Julia package for solving the vertical federated learning problem.

Federated learning is a training framework that allows multiple clients to collaboratively train a model without sharing data. VerFedLogistic.jl is a Julia package for solving the following the vertical federated multinomial logistic regression problem:

\[\min_{\theta_1, \dots, \theta_M} \enspace \frac{1}{N}\sum_{i=1}^N \ell\left(\theta_1, \dots, \theta_M; \{x_i, y_i\} \right),\]

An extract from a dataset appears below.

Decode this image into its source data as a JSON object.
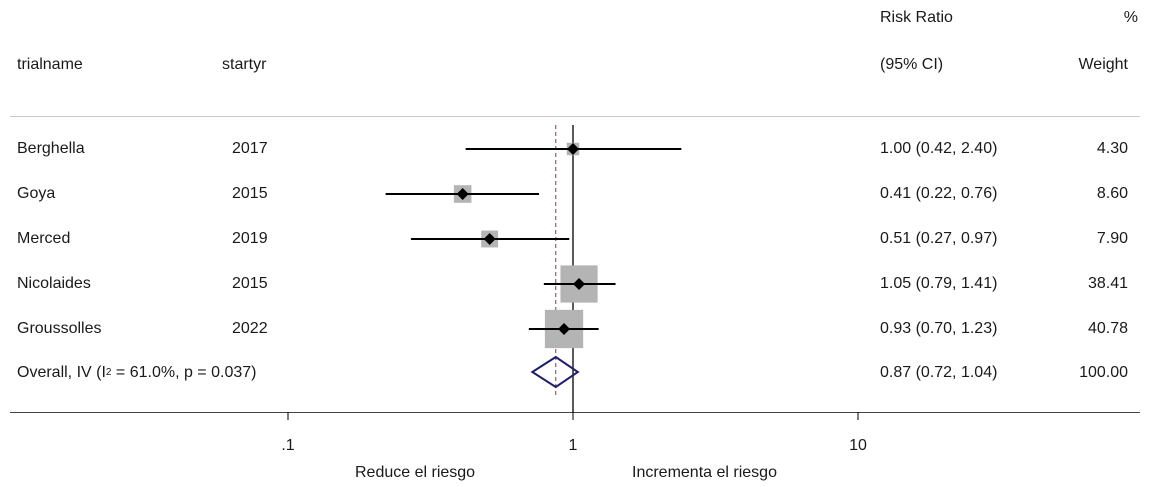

where \(N\) is the number of data points, \(M\) is the number of clients, \(x_i\in\mathbb{R^d}\) is the feature vector, and \(y_i\in\mathbb{N}\) is the label. Every feature vector \(x_i\) is distributed across \(M\) clients \(\{x^m_i\in\mathbb{R}^{d^m}: m \in [M]\}\), where \(d^m\) is the feature dimension for client \(m\) such that \(\sum_{m=1}^M d^m = d\). For a wide range of models, such as linear and logistic regression, and support vector machines, the loss function has the form

\[\ell\left(\theta_1, \dots, \theta_M; \{x_i, y_i\} \right) := f\left( h_i; y_i\right)\]


\(h_i = \sum_{m=1}^M h_i^m, \enspace h_i^m = \langle \theta_m, x_i^m \rangle,\) and \(f(\cdot; y)\) is a differentiable function for any \(y\). For each client \(m\), the term \(h_i^m\) can be viewed as the client’s embedding of the local data point \(x_i^m\) and the local model \(\theta_m\). To preserve the privacy, clients are not allowed to share their local data set \(\mathcal{D}^m\) or local model \(\theta^m\) with other clients or with the server. Instead, clients can share only their local embeddings \(\{h_i^m\mid i\in[N]\}\) to the server for training.